Satyricon, written by Gaius Petronius of Nero's court and narrated by Encolpius, is a fragment. The section featuring Encolpius' adventures is fragmented, with no ending: "the exit of the two principal characters is not fixed at the time our fragments come to an end" (W. C. Firebaugh, Translator). Consequently, there is some difficulty in attributing purpose to Encolpius' narrative and actions.
If it is true, however, that Petronius' story had a deep and lasting influence on literature, as Firebaugh posits ("[Satyricon's] powerful influence upon the literature of the world"), then we ought to be able to borrow a literary model and a Shakespearean technique to overlay what we do have in order to discover a purpose attributable to Encolpius.

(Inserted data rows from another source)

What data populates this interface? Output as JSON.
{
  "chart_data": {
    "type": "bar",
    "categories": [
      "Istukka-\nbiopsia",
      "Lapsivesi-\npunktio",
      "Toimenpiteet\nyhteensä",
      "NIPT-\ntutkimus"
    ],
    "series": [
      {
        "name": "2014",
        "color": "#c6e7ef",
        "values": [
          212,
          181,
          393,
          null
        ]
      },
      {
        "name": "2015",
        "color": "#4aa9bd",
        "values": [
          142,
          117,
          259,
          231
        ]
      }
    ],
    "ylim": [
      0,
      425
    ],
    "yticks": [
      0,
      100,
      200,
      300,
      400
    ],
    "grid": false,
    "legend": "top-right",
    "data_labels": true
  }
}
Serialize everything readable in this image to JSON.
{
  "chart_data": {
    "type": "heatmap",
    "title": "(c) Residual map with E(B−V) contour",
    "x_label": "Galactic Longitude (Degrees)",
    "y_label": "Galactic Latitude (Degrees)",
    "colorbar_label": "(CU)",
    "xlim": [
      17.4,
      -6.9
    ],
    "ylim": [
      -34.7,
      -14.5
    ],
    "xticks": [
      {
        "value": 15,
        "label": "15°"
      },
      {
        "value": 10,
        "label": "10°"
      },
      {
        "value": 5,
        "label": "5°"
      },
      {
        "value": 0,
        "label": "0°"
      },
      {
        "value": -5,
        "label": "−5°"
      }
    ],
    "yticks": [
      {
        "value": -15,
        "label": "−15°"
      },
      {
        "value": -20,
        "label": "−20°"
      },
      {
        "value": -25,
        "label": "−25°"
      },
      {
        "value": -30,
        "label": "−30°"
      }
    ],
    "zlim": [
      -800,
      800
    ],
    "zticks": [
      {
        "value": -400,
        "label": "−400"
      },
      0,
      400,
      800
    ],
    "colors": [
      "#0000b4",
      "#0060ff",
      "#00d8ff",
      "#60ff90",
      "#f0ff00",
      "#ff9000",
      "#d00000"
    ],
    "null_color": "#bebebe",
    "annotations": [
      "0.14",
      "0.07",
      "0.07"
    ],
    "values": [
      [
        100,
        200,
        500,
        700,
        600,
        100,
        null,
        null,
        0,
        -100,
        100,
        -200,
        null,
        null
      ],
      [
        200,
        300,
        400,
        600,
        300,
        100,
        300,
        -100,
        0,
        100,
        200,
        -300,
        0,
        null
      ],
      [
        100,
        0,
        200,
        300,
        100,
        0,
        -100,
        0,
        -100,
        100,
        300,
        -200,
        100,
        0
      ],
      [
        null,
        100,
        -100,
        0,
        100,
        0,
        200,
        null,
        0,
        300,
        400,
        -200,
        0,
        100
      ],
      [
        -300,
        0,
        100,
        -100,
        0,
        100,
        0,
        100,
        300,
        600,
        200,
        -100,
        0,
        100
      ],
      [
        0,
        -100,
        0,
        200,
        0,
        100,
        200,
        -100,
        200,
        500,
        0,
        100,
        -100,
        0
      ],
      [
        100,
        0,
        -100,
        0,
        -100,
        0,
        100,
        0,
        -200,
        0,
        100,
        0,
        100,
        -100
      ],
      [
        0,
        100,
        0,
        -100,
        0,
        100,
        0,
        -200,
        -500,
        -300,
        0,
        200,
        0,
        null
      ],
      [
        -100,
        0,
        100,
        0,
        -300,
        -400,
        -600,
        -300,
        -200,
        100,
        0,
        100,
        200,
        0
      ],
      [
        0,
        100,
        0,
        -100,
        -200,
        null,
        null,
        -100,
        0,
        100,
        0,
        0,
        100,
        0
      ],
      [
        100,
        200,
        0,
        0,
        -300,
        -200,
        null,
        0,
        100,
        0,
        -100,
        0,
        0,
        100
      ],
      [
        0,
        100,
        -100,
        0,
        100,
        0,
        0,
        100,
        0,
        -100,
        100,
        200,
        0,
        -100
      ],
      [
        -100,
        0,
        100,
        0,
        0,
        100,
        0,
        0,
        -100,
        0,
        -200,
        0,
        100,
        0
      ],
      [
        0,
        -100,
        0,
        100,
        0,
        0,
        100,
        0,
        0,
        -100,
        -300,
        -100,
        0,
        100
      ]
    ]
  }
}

The literary model is that of laying out in the early pages of a work the key elements that will take shape through the course of the narrative. The Shakespearean technique is that of putting wisdom into the lines of seemingly insignificant characters and speeches: Shakespearean Clowns and Fools often carry the lines, in seemingly insignificant speeches, that establish key elements of plot, characterization and theme; King Lear's Fool comes readily to mind.
By using this approach—by borrowing the model and technique as an overlay—we can say that Agamemnon's recitation of verse in the fifth paragraph (called Chapter the Fifth)—being a foundational speech early in the fragment and being seemingly insignificant verse—holds the clue to both the direction of the plot development and to Encolpius' purpose.
We find in Agamemnon's recitation that he warns young men against "riff-raff," "evil companions" in dining and drinking, "poetry" and "sirens." We go on to find through Encolpius' narration that these are precisely the things that Encolpius, Ascyltos and Giton pursue, engage in and run from in their adventures. We also find in Encolpius' opening speech that he decries false rhetoric of "empty discord" and admonishes a "dignified ... a chaste, style" that "rises supreme by its own natural purity" (Chapter the Second), which he associates with the learning and wisdom of Sophocles, Euripides, Plato and Demosthenes.
When we put these two together—Agamemnon warning against the things that deter a young man from acquiring clear thinking and Encolpius admonishing "supreme" rhetoric—we can deduce that a reasonable purpose attributable to Encolpius would be that of illustrating the need for pursuit of wisdom, such as Agamemnon admonishes, through the pursuit of clear thinking expressed in "supreme" rhetoric, such as Encolpius admonishes.
If this suggested purpose proves plausible, then we might expect the story would have ended, being a satirical comedy, with Encolpius, Ascyltos and Giton returning to where they began, sadder but wiser young men, having indulged in all Agamemnon warned against and now newly devoted to the right course, that which was followed by Socrates, Demosthenes and Cicero.
Agamemnon: ...later, [after] the lore
Of Socrates' school he has mastered, the reins let him fling,
And brandish the weapons that mighty Demosthenes bore.
Then, steeped in the culture and music of Greece, let his taste
Be ripened and mellowed by all the great writers of Rome.
At first, let him haunt not the courts; let his pages be graced
By ringing and rhythmic effusions composed in his home [not to the Court]
In eloquent words such as undaunted Cicero chose.